Cliff Taylor: Proper bank regulation is about people and not process
Splitting the Central Bank up again is not the answer. Changes are needed in regulation and in the bank boardrooms.
When scandals or controversies come to light in this country, there are three reflex responses. The first is a call for an investigation, inquiry or even a tribunal. The second are demands for the creation of a new “body” to deal with whatever it is. And the third is the insistence that new legislation or rules are needed to deal with this.
We are particularly fond of the second one – the creation of a new body to “ sort things out”. Debating this avoids the awkward questions of who didn’t do their job the first time out as it can be presented that things fell “ between stools”.
But changing the brass plate on the door is rarely the answer. What is needed in most cases is for people to do their jobs – and apply the rules that are there. In the wake of the tracker scandal, calls to split up the Central Bank and create some kind of new consumer financial czar would be just another exercise in optics. It would be a quick fix used to avoid the real issues.

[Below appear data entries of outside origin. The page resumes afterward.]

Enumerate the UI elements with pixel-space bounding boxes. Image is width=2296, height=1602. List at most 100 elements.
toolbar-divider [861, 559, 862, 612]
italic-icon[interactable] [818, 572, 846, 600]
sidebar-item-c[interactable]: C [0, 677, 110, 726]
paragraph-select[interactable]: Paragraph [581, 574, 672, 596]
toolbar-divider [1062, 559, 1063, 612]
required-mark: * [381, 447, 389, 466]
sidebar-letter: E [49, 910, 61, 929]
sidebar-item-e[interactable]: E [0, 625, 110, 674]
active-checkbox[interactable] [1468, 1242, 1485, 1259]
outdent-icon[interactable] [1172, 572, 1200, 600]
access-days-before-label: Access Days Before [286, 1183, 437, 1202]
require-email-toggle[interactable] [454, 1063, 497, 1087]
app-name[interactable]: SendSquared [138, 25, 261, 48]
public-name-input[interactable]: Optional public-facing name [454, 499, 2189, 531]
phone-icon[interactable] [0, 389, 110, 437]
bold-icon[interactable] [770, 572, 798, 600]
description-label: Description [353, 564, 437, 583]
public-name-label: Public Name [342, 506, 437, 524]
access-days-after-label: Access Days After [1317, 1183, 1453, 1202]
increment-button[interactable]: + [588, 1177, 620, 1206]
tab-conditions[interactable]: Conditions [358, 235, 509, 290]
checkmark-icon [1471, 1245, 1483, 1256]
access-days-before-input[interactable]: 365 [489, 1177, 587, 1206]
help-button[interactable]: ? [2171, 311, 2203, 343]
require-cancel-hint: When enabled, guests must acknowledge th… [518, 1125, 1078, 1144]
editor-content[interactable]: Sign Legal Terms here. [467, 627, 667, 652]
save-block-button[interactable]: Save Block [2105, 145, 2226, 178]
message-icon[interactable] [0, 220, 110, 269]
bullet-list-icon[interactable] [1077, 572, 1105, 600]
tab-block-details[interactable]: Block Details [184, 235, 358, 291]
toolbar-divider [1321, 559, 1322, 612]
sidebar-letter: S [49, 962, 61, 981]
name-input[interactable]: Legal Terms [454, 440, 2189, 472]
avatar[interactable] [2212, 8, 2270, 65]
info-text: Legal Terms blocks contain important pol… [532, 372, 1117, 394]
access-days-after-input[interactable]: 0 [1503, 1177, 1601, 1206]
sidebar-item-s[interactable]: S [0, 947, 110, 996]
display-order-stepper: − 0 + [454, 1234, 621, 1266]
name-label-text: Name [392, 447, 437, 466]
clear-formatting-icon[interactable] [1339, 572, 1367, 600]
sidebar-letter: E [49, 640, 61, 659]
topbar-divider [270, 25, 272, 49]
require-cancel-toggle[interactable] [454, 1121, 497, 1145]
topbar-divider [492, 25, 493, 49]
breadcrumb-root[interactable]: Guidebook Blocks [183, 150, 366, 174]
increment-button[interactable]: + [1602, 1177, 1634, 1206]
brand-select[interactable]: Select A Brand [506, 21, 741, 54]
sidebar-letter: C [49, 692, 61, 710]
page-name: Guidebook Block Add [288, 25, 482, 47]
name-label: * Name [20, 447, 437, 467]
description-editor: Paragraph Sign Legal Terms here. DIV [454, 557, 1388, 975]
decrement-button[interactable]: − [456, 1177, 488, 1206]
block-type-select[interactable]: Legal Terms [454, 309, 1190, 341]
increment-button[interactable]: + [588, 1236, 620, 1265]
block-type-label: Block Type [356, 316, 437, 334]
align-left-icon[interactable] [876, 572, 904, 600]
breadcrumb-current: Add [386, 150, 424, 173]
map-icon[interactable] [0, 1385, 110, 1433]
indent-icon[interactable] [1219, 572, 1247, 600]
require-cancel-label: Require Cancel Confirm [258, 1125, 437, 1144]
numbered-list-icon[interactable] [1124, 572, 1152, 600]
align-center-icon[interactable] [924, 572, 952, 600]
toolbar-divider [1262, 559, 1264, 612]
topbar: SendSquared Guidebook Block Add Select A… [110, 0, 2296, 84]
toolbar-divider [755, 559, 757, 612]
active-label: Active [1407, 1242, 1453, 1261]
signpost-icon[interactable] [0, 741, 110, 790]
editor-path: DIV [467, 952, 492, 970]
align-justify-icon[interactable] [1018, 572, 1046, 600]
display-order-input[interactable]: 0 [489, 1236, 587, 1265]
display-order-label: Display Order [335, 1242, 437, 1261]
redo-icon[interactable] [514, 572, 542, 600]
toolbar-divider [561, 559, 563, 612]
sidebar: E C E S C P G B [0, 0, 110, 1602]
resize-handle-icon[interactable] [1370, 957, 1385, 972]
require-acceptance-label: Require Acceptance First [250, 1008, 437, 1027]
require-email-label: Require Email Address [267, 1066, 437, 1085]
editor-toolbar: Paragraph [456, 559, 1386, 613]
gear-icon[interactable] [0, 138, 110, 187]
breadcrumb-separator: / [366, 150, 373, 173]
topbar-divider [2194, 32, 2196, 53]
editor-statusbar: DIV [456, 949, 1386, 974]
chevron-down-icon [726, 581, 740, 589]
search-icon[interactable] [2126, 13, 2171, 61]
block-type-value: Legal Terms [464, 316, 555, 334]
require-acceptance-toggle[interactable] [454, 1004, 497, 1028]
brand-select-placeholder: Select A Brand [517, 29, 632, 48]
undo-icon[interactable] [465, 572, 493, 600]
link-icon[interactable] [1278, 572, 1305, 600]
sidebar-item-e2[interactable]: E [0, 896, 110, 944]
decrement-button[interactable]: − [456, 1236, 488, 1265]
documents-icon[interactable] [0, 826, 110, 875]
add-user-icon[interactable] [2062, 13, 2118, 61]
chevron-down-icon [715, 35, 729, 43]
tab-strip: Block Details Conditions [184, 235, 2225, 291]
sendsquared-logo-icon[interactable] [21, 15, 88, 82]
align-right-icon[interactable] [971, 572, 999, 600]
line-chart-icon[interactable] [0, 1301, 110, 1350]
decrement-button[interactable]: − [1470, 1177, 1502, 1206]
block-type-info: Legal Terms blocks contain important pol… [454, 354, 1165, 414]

The Central Bank has been broken up and put back together again over the years. It was first split up in 2002, in response to letting a number of scandals slip through in the 1990s and then, of course, put back together again after the crash. It is hard to see another divorce achieving much – and it would cost time, require the shifting of powers to a new agency – and arguably damage the overall regulatory effort by splitting the flow of information back into two streams.
What we need are new approaches, not a new brass plate on the door.
The Central Bank has plenty of consumer protection and enforcement powers – and also as we saw in the last few weeks, the power to bring things into the open. And whatever any regulator can or cannot do in future, it’s the attitude of the banks that is going to be central to this.
The Central Bank is to report to the Minister for Finance by December on whether the banks have made enough progress in addressing the tracker issue. In some cases, criminal investigations may be launched and big fines for the banks are certain. This is an essential part of what must happen.
But perhaps a more important document will also be filed at the same time. It will look at the issue of the culture of the banks, how it can be changed and whether any regulatory or legislative changes are needed.The response to the tracker scandal has shown that, in some banks at least, culture is still a big problem, a point which the Central Bank has already been trying to respond to in its regulation.
In putting together its report on banking culture, the Central Bank is likely to look to the Netherlands, where a change of approach happened after the financial crash and the need for the State to bail out ABN Amro.
Supervision of behaviour and culture is now a major theme in the Netherlands. In a book on the new approach the Netherlands Central Bank, the prudential regulator in that market, explained that it decided after the crash that “our supervisory scope should be extended to include the people behind the facts and figures”.
In 2010 the bank extended its supervisory team to include experts in behaviour and culture and started a range of examinations. They now look at things such as how targets are set, organisational culture and risk management. The role of bank boards, how they work and how they interact with executives, is looked at in detail . It is all driven by an assessment of where risks exist
A lot of this is about accountability – something we rarely see in Irish political or business life. According to the Netherlands Central bank in a book on their new approach, “the ripples caused by a pebble thrown into the water have a distorting effect – it is not the pebble that should be held accountable, but the hand that threw it”. We have yet to see this happening in relation to the tracker scandal, though the Central Bank has said it will address this issue.
Risk is a vital factor in regulation. Sometimes this risk is to financial stability but sometimes it is of the consumer being screwed. Consider the tracker affair. The cost to the banks of raising funds shot up as the crisis broke and offering trackers quickly became unprofitable.
This was made worse when, in 2010, the ECB starting to kick up about the banks’ use of cheap emergency central bank funding. It was trying to safeguard its position, fearing it would never see its cash again. The banks moved to try to lower the cost of trackers by pushing people off them. Everyone was looking after their own “book”. Consumers were left exposed at the bottom of the chain, as everyone else ran for cover.
There is wider consumer agenda in financial services too. For example, the Competition and Consumer Commission in a recent report looks at how issues such as making mortgage-switching easier and encouraging competition could give consumers a better deal. The report also pointed to the longer-term agenda and to how Ireland might look to develop long-term fixed-rate mortgage products based on longer-term bank funding and thus give much more certainty to both lender and borrower.
That is the kind of way we really start to improve the outlook for the Irish consumer. There is no point aiming for short-term fixes here and new “watchdogs” – that would be just window-dressing.